Opening on 9 February 2024, Shorter this time marked the one year anniversary of RESERVOIR’s project space on Bree Street, and follows a period where the Anna van der Ploeg was in residence in Castle House studios.
Anna van der Ploeg’s large, sculptural works are created by carving and painting woodblocks. This way of working emerged for the artist after years of thorough engagement across the mediums of printmaking, painting and sculpture. Conceptually, she has continually focused her research ever further into linguistic determinism and the human impulse to find embodiment for speech, as well as ideas around collective authorship, dialogue and materiality. She considers these fields of interest through the abundant resource of homemade flyers and posters found on public walls, street poles and convenience store bulletin boards.
Despite the current predilection for online communication, these humble objects are still amply found in many places, with different cities having their own stylistic influences. This particularity interests Van der Ploeg, who grew up in South Africa in the nineties, a period when the country was rapidly reinventing itself, while renegotiating the many different identities within its borders. She is interested in the idea of a public speaking for itself, imagining itself as a community, situated in the here and now, not conceived of by an external structure.
Van der Ploeg’s practice is an artistic and material response to a growing collection of many such objets trouvés. The posters and flyers in the artist’s personal archive are not exhibited or represented literally, but function as urtexts of sorts – a unique material interpretation which gives sculptural form to language and memory.
One poster in particular, found at the beginning of 2023 outside of a Pick n Pay supermarket in Philippi (a neighbourhood that forms part of the Cape Flats in the Western Cape of South Africa), has held Van der Ploeg’s attention. ‘I cast a stone into a pool and watched the ripples fade’, writes the anonymous poet on a sheet of feint-ruled paper. The poet, writing in memory of his deceased father, wrote the eulogy using an alphabet stencil – a surprising choice that confirms Van der Ploeg’s interest in how public authorship reveals something of the personality behind the anonymous contribution, and questions the hierarchy and democratic order of these objects in relation to art.
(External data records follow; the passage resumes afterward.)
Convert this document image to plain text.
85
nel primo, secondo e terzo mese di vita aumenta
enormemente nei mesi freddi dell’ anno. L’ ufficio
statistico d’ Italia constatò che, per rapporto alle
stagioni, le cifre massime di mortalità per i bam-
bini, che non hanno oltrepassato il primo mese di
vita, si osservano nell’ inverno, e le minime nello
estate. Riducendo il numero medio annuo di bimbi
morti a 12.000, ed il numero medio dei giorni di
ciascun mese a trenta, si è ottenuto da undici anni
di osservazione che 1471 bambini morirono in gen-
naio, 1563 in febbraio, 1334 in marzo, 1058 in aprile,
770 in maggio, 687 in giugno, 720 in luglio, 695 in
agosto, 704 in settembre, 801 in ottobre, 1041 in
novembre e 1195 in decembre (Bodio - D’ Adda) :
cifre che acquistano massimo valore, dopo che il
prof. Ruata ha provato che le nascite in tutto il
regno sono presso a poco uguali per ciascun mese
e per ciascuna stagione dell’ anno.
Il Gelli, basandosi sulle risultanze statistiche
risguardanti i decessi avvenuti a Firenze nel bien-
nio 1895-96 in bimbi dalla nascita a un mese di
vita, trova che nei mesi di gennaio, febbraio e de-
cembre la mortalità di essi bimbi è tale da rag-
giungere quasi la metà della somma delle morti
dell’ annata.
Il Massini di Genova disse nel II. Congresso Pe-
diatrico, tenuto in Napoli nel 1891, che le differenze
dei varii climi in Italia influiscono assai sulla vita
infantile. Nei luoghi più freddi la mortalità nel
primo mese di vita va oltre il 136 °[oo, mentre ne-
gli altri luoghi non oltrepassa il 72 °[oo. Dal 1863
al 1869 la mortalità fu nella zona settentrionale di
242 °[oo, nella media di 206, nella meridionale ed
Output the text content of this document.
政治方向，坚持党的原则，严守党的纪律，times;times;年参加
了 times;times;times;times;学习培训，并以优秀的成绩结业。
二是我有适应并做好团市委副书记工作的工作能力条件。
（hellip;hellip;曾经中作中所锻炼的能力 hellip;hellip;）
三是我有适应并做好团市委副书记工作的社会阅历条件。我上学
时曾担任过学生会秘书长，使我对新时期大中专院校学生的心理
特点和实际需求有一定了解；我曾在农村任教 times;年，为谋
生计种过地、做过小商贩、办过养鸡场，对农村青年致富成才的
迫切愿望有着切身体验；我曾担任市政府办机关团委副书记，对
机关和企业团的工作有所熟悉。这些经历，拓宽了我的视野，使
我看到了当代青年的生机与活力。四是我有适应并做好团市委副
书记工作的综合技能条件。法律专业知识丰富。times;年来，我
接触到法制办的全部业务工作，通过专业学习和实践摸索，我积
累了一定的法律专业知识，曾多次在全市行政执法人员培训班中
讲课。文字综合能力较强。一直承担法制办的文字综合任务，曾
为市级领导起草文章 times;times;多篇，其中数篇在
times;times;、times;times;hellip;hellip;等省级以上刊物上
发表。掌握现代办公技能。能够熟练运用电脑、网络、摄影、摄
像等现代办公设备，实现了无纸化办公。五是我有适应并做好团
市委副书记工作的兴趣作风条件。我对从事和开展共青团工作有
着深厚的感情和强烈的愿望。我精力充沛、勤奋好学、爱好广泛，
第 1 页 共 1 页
Not all posters speak like the one quoted above. In fact, most of them are more direct, economical, communicating only the necessary information. There is a productive gap between the matter-of-factness of their language, the way they seem not to be aware of themselves, and the rich, complex lives of real people they are representing. Some are more legible than others – ‘Dust and ashes though I am, I sleep the sleep of angels’, one curly ribbon reads, a Saint Augustine line carved and sawn out of plywood. Then there are larger than life wooden panels, resembling posters with curled tear-off tabs. Their illegibility is important, because meaning is not the words’ primary essence; instead, the mark-making crawls and ripples over the plywood as if fueled by an autonomous drive. We don’t need to be able to read to truly encounter them; the drive itself – the ancient human urge to write – is what is laid bare.